Did you know that tomatoes are actually a fruit? Botanically, a tomato is a fruit because it is ripened by a flower ovary and contains seeds, but nutritionally tomatoes are considered vegetables. Grape tomatoes have a similar shape to that of an olive or grape. Very similar to cherry tomatoes, grape tomatoes are small and flavorfully sweet. However, they have a thicker skin that is crack-resistant, giving them a longer shelf life. As the name implies, these tomatoes grow in grape-like bunches of about twenty. Grape tomatoes are low-calorie and high in fiber. Their sweet flavor results from the high sugar content but is balanced by the nutrition and health benefits provided by vitamin C, potassium, lycopene, and antioxidants. Lycopene gives the tomato its red color, which has been linked to health benefits ranging from heart health to protection against sunburns and certain types of cancers. Grape tomatoes also contain up to 16% of your daily fiber, which has shown great benefits to your digestive tract. The best way to store grape tomatoes is by keeping them at room temperature and out of direct sunlight. They can be stored for up to 5 days and are most flavorful within the first 3 days.
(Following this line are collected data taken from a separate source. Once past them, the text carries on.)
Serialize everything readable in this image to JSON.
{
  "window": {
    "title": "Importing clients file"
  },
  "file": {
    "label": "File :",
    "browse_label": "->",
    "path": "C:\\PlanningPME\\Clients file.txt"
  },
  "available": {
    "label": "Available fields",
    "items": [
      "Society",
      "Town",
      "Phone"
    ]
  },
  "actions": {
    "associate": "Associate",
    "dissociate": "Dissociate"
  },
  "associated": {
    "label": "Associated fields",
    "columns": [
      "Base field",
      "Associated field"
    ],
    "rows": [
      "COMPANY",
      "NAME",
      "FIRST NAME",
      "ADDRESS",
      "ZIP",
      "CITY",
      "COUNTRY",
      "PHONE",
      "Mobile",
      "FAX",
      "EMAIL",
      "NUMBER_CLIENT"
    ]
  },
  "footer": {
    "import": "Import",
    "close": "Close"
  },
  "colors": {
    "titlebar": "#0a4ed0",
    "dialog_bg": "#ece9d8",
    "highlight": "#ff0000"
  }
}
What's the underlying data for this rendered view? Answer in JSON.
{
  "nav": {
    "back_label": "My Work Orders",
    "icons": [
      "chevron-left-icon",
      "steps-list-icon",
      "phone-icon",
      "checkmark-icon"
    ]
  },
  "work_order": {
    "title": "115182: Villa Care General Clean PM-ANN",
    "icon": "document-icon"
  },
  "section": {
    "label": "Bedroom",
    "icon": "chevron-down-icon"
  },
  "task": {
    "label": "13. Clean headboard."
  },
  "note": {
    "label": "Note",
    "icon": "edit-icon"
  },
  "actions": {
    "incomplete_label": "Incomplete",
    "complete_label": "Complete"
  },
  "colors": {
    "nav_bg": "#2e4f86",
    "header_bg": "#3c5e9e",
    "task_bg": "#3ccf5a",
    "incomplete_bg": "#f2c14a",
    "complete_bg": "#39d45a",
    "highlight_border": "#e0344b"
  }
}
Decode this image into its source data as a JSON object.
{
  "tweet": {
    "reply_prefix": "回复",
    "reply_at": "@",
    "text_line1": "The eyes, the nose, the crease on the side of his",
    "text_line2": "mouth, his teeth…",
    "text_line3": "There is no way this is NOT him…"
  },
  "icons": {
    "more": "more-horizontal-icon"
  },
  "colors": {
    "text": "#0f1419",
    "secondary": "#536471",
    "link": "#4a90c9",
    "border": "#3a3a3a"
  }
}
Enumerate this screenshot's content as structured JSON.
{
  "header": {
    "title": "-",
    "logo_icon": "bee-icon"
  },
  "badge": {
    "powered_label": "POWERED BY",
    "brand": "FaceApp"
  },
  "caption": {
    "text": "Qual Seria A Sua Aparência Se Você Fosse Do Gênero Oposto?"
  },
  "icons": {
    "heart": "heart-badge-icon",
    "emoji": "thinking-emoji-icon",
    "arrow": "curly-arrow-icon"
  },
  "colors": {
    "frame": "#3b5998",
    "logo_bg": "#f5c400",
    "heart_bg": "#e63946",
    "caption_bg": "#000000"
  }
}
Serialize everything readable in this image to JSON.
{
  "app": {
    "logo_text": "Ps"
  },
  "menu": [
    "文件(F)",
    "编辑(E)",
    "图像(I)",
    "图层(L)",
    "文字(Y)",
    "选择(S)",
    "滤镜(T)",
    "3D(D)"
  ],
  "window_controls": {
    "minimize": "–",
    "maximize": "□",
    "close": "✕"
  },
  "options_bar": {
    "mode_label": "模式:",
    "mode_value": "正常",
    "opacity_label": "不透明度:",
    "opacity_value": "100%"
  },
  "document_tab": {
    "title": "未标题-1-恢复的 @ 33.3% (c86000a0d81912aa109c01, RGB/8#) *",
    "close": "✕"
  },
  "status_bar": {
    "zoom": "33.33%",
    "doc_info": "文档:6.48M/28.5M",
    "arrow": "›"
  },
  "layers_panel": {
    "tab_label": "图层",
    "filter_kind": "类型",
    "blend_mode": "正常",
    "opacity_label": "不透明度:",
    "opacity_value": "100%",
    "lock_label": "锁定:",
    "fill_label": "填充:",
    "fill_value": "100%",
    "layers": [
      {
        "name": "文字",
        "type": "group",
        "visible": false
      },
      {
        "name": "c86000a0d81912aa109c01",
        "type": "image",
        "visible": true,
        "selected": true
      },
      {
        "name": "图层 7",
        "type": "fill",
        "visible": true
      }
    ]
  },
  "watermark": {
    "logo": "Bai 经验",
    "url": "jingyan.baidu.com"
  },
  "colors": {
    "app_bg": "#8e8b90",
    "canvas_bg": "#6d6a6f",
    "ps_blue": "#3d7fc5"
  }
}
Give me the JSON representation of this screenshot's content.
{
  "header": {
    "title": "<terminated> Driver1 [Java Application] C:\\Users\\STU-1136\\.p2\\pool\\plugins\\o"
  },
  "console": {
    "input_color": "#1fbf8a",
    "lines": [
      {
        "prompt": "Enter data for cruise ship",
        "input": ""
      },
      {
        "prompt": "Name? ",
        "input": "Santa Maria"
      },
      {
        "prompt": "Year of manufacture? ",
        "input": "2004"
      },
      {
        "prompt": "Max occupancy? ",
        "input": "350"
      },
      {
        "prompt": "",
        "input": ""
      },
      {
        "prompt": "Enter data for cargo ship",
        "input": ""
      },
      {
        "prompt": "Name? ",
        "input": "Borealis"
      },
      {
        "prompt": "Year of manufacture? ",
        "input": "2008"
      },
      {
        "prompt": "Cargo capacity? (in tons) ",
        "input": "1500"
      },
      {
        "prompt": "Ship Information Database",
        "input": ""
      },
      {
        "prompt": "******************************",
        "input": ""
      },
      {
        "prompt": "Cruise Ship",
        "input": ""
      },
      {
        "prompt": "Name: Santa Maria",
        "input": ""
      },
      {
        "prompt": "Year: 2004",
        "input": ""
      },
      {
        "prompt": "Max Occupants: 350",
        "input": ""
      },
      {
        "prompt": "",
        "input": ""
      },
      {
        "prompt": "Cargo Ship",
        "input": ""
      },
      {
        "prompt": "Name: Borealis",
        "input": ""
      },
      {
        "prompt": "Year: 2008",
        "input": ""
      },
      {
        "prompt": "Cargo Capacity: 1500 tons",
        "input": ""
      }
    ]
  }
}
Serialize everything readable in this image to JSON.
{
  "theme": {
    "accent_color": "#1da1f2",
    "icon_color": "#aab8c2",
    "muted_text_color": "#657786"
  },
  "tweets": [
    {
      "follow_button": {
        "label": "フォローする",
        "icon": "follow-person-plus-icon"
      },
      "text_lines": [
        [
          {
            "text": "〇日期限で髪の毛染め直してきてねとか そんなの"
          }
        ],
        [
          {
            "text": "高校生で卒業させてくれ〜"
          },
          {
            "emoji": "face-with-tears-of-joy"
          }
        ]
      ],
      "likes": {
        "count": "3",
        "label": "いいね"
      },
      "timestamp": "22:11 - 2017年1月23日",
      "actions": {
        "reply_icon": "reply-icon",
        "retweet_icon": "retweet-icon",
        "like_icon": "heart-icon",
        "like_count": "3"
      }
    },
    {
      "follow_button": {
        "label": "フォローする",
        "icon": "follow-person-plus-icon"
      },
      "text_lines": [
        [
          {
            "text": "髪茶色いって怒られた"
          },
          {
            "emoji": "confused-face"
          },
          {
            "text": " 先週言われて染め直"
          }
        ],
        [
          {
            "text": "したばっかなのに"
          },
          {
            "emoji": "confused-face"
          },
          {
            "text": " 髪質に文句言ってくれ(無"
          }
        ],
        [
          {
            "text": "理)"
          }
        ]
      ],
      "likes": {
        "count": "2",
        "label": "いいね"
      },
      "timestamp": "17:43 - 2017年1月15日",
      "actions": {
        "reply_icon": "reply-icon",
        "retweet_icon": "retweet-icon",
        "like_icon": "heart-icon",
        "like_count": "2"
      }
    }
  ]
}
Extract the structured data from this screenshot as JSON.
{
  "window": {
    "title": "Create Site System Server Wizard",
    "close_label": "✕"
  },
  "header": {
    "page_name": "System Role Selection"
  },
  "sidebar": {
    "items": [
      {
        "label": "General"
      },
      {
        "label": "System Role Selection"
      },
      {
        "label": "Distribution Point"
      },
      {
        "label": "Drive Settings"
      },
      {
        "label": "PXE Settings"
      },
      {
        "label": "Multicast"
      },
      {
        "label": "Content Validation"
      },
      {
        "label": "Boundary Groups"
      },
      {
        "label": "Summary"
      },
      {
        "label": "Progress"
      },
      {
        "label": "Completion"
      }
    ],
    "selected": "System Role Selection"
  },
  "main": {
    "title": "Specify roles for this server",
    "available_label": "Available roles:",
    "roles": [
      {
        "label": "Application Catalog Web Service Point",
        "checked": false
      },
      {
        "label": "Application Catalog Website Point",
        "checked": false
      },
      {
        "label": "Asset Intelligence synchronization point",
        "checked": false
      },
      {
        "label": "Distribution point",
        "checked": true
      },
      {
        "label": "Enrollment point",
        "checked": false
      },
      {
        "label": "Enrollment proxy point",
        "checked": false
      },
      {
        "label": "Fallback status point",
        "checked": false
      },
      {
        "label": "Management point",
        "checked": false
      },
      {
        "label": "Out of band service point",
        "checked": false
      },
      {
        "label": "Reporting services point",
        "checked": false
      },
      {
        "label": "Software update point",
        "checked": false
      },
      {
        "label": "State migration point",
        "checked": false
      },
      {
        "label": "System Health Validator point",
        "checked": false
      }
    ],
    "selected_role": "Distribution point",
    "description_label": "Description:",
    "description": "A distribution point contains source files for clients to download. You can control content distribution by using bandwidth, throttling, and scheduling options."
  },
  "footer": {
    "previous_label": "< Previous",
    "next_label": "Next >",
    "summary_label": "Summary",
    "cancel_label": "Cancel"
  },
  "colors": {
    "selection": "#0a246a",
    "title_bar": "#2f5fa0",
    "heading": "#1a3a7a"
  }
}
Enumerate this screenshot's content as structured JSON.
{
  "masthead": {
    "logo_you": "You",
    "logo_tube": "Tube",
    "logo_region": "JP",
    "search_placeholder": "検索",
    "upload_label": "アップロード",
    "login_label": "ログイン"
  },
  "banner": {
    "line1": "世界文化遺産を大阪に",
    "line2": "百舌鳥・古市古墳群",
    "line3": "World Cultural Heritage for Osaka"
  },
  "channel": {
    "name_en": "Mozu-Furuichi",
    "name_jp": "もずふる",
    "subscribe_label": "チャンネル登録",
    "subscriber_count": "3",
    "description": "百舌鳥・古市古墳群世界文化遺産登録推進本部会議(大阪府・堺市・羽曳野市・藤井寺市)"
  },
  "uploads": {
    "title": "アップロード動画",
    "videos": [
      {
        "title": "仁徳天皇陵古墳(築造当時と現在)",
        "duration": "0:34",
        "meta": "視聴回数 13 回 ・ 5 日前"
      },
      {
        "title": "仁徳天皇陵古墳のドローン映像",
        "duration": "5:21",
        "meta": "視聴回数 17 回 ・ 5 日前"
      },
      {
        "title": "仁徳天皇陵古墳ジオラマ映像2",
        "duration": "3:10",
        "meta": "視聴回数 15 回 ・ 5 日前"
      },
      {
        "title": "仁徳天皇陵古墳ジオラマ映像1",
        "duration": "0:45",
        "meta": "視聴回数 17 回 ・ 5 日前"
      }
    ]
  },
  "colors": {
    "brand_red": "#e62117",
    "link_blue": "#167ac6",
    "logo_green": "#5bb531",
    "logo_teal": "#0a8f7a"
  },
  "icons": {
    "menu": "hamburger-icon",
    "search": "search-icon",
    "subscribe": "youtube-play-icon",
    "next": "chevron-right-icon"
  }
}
Now let’s pair all these three ingredients together and make a bright and refreshing summer salad.
Summer Tomato, Cantaloupe & Strawberry Salad
Recipe and photo adapted from minimalistbaker.com
Ingredients for salad
1 cantaloupe, de-seeded, peeled and cubed
½ cup cucumber, thinly sliced
½ cup grape tomatoes halved
½ cup strawberries, quartered
¼ medium red onion, thinly sliced
2 T fresh mint
2 tsp apple cider vinegar
Pinch of sea salt and black pepper, to taste
Ingredients for dressing
3 T lime juice
1 T maple syrup
1 T olive oil or neutral oil
Pinch of sea salt
Directions
1.Gather 1 small bowl, 1 large bowl, a cutting board, a sharp knife, measuring cups and spoons, and a fork to mix the dressing.
2.Prep all fruit and vegetables (do not add mint yet!)
3.Place all cut-up fruit and vegetables into a large bowl, gently toss to combine, and set aside.
4.Mix dressing ingredients in a small bowl and drizzle on top.
5.Fully incorporate dressing into salad.
6.Add mint.
7.Serve best when fresh; leftovers can be saved for up to 3 days. Leave mint on the side to keep as fresh as possible.
Optional: add grilled chicken to provide more protein.